8

104 13 12
                                    

"Reyhanlılar düğün yapıyormuş Devran'ım. Bizi de çağırdılar." Halime keyiflice konuşsa da Devran adı geçen aileyle yüzünü buruşturdu. Ayağa kalktı. "Düğünlerine filan gitmiyoruz." Halime hemen gözlerini büyüttü. İtiraz etmeye başladı. "Öyle şey olur oğul? Ayıptır." Devran bir anda sinirle parladı. "Ayıp onların yaptığıdır ana!" Merdivenlerden inen Berken'le oraya döndü.  Okula gittiğini anladı.

"Sen nereye gidiyorsun?" Halime sordu, yeşil gözlü adam ona baktı. "Okula." Halime sessiz kaldı, bu konu ilgisini çekmiyordu. Kısacası Berken yokmuş gibi davranıyordu. Devran ayaklandı, onun yanına gitti. "Bizimkilere söyleyeyim, seni bıraksınlar." Berken başını salladı. Büyük olan gülümseyerek, onu kapıdan çıkardı. Şoföre teslim edip, şoförünü iyice uyardı. Berken gözlerini devirdi.

"Çocuk filan değilim." Devran elini eşinin yanağına koydu, okşadı. Küçük olan çekilmek için bir hamle yapsa da Devran onu tuttu. "Sen benim kıymetlimsin, sana bir şey olursa ben dayanamam." Berken onun gözlerine baktı. Sonra şakaya vurmaya çalıştı. "Ne diye veda eder gibi konuşuyorsun, beni mi öldürteceksin?" Devran, hemen parmağını onun kızıl dudaklarına koydu.

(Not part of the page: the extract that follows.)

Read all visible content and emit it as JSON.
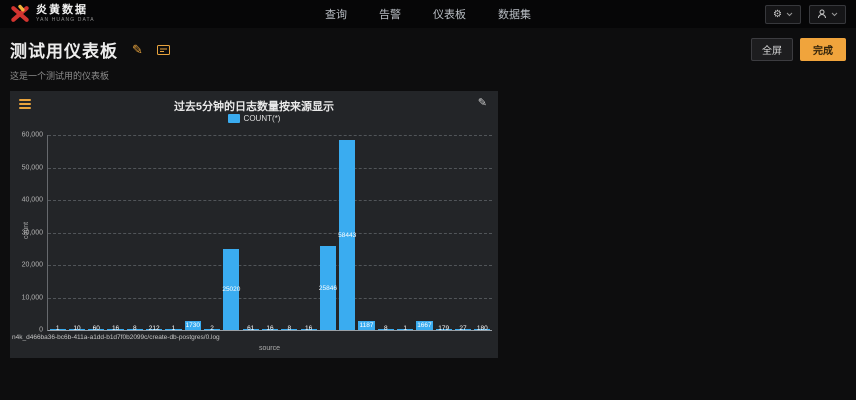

Bunu duymak bile onu üzmeye yetiyordu. "Sana yemin ediyorum ki, sana zarar verecek bir şey yapmam." Berken nedensizce iyi hissetmişti. Sonra bir şey demeden arkasına döndü. Şoför hemen koştu. "Buyrun yenge." Berken kaşlarını kaldırdı. Şoföre öldürücü bakışlar attı. Şoförün açtığı kapıyı sertçe kapattı.

"Ne diyorsun lan sen?" Şoför korkuyla irkildi, Devran kıkır kıkır gülüyordu. "Benim nerem yengeye benziyor lan, başlayacağım şimdi sana ha! sür de gidek lo." Sona doğru artık sinirden ağzı da Urfa ağzına dönmüştü. Şoför hemen başını salladı. Berken onun açmasına izin vermeden, kendi açıp oturdu. "Sakat değilim senin aksine." Şoföre laf vurduğunda Devran daha da gülmeye başladı.

Berken onun güldüğünü görünce camı indirdi. "Gülme lan sen de." Devran ağzının fermuarını çekiyormuş gibi bir hareket yaptı. Şoför arabayı çalıştırdı, hareket etmeye başladılar.  Berken şoföre sinirimden ona soru sordu. "Nerelisin sen?"

"Mardinliyim ağam, babam Mardinli annem Diyarbakırlıdır."

"Seni hiç sevmedim bilesin."

"Ağam vallah bir an boşluğuma gelmiş."

"Önüne bak."

Sabır çekti. Şoför deneni yaptı arabayı tam gaz sürerken Berken fıstık tarlalarını izliyordu. Hayatı ona bir kabus gibi geliyordu. Berdel denen ona göre bu saçma olayların asla kendini bulacağına inanmazdı. Bir anda araba durdu. "Ne oluyor?" Şoför arabadan inmeden önce yanıtladı. "Ben bir bakayım ağam." Şoför arabadan inmeye kalmadan kapılar açıldı, şoförün kafasına bir yumruk geçirip bayılttılar.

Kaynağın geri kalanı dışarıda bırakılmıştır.